Stay tuned for Part 2 next Thursday morning.
Suggestion for Paul street: the use of “proto-fascist” gives some room for discussion, developmentally speaking, where “fascist” seems to end the discussion.
Would you please provide your definition of Facism. I read the 'this and this' but didn't see anything about the underlying way facism works. My understanding of the word, historically, is that facism is when gov'ts and business colude to stomp out the individual.
Fascism="Corporatism because it is a merger of state and corporate power” ― Benito Mussolini.
It's the boot on the face for eternity. But to me, these posts focus on one single word, dictatorial leader (Trump 2024 ->) and nothing of the rest of it.
From my perspective, being unvaxxed unmasked and having been fully censored for showing a different perspective (one which I read in the polls that show alot of new converts too). I've been living in facism the past two years. Our government has been in collusion with an FDA that has been hijacked by big Pharma to demonize, ostracize and take away individual rights. That is fascism.
From the past two posts here, it seems to have morped into being a trope.
M&W. Facism: a political philosophy, movement, or regime (such as that of the Fascisti) that exalts nation and often race above the individual and that stands for a centralized autocratic government headed by a dictatorial leader, severe economic and social regimentation, and forcible suppression of opposition.

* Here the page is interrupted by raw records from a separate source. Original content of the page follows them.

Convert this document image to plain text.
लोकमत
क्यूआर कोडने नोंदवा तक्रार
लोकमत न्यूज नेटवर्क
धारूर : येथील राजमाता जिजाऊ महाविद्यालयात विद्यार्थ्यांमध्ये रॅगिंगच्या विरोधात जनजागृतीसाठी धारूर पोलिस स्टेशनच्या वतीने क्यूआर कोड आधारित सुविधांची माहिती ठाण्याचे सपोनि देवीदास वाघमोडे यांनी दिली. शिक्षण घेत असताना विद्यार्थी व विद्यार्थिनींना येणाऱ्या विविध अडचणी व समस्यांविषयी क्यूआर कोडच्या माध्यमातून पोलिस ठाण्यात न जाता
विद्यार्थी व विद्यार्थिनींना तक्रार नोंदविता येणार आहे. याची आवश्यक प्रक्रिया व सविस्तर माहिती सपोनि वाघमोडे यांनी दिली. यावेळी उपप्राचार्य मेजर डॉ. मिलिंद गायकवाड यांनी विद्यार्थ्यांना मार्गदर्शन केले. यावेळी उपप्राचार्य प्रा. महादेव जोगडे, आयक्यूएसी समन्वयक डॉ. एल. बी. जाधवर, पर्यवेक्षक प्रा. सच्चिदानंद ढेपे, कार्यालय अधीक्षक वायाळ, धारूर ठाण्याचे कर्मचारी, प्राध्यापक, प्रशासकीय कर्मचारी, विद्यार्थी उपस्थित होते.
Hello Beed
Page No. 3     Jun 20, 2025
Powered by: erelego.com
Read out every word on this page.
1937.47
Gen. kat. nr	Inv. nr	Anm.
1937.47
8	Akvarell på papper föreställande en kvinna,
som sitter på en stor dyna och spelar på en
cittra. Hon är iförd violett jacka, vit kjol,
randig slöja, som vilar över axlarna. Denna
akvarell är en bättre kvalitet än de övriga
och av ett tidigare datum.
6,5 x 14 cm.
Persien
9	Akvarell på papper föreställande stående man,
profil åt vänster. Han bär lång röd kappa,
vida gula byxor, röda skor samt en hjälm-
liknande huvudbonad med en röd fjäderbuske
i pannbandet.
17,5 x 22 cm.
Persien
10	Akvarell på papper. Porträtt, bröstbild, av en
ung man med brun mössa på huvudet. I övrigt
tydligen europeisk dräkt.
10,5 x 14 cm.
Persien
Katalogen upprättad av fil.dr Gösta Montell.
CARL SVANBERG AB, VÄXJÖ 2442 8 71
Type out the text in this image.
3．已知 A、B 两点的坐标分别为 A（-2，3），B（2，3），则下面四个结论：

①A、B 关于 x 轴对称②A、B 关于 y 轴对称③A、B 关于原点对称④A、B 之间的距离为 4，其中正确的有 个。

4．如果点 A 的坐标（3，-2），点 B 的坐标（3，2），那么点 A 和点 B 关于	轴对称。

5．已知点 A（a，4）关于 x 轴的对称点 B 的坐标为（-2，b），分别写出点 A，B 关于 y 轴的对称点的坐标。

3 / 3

I am not a Trumpie. I am one of those who has been through the polarized bs, and see right through it now; most of our politicians are Uniparty, despite the charade. The reason why the polls show close races is because of the undecided. You can look to NJ in 2021, the Gov race, to see how it breaks. People don't want Republicans, but Democrats are not giving them a choice.
80% of Democrats and 80% of Republicans believe that the other political party poses a threat that, if not stopped, "will destroy America as we know it," per the NBC News poll. I don't believe there will be any sort of civil war. What will happen is that Republicans are going to starve the Dem controlled cities, and it will feel like civil war to those living there.